President George W. Bush

It’s debatable how much power a president has over the economy and the markets. However, the fact that Bush was president during the lead-up to the financial crisis and the Great Recession makes him a major player. The tax cuts and deficit spending favored by his administration didn’t help the country’s situation. There is a case to be made, though, that many of the economic problems leading to the financial crisis began during previous administrations, and former president Bill Clinton’s decision to sign a repeal of the Glass-Steagall legislation, which separated commercial and investment banking, also contributed.

Today, Bush keeps a low profile, mainly resurfacing for high-profile public events like Senator John McCain’s funeral. He spends much of his time at his home in Texas, refining his painting skills.

Did Anyone Go to Jail for the 2008 Financial Crisis?

Kareem Serageldin was the only banker in the United States who was sentenced to jail time for his role in the 2008 financial crisis. He was convicted of hiding losses by mismarking bond prices. Unlike previous financial scandals, such as the 1989 savings and loan crisis, the leaders of financial institutions in 2008 mostly avoided criminal charges.

Was Lehman Brothers Bailed Out?

Lehman Brothers was not bailed out.
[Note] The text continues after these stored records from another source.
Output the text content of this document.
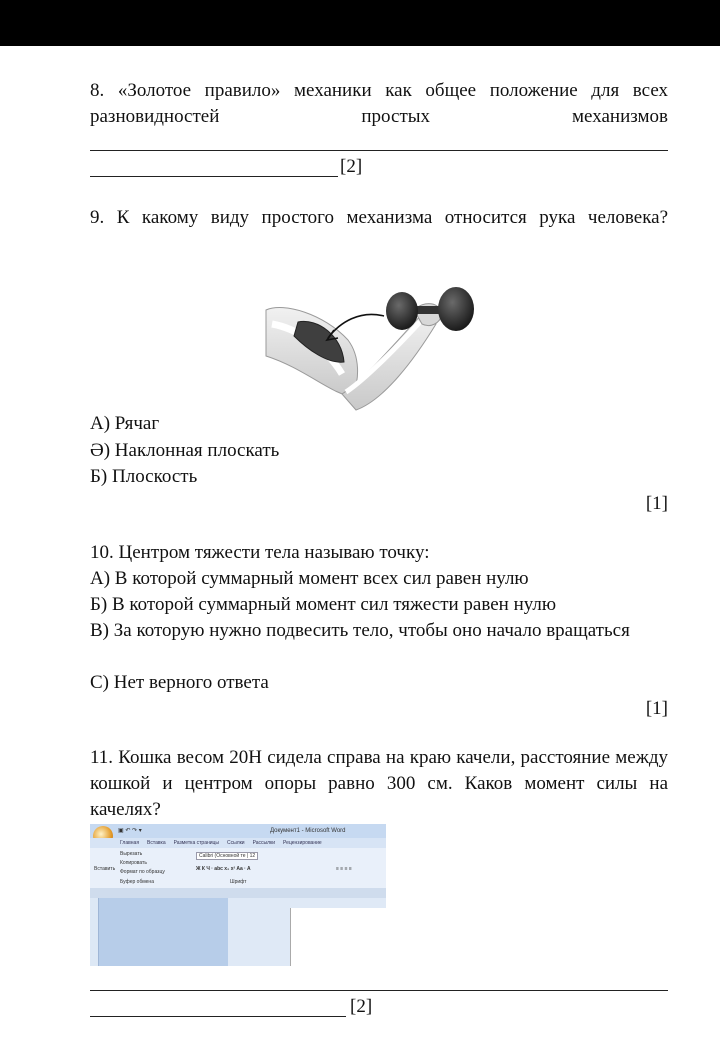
8. «Золотое правило» механики как общее положение для всех разновидностей простых механизмов
[2]
9. К какому виду простого механизма относится рука человека?
А) Рячаг
Ә) Наклонная плоскать
Б) Плоскость
[1]
10. Центром тяжести тела называю точку:
А) В которой суммарный момент всех сил равен нулю
Б) В которой суммарный момент сил тяжести равен нулю
В) За которую нужно подвесить тело, чтобы оно начало вращаться
С) Нет верного ответа
[1]
11. Кошка весом 20Н сидела справа на краю качели, расстояние между кошкой и центром опоры равно 300 см. Каков момент силы на качелях?
▣ ↶ ↷ ▾	Документ1 - Microsoft Word
Главная Вставка Разметка страницы Ссылки Рассылки Рецензирование
Вставить
Вырезать
Копировать
Формат по образцу
Буфер обмена
Calibri (Основной те | 12
Ж К Ч · abc x₂ x² Aa · A
Шрифт
≡ ≡ ≡ ≡
[2]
Regulators claimed that they were unable the bail out the company because it didn’t have enough collateral for a bailout loan. The company was forced to declare bankruptcy after its subprime mortgage portfolio was discovered to be worth far less than the company had claimed.

How Many Banks Failed in 2008?

From 2008 to 2010, more than 300 banks failed, compared to three banks from 2005 to 2007. Some of the largest banks to fail were investment banks, including Lehman Brothers and Bear Stearns. JPMorgan Chase, Goldman Sachs, Morgan Stanley, and Bank of America were all bailed out by the federal government and did not fail.

The Bottom Line

Though the 2008 crisis impacted the entire global financial system, it was caused by the subprime mortgage crisis in the United States. As a result, many of its major players were U.S. government officials and corporate leaders of U.S. financial institutions.

Most of the government officials involved in managing the crisis have gone on to work in think tanks, publish books related to the crisis, or work in the financial sector. Many of the corporate leaders who helped cause the crisis still work in the financial industry, some of them at the same companies. One notable exception is Bank of America CEO Ken Lewis, who has been largely out of the public eye since settling an investigation by the State of New York for $10 million.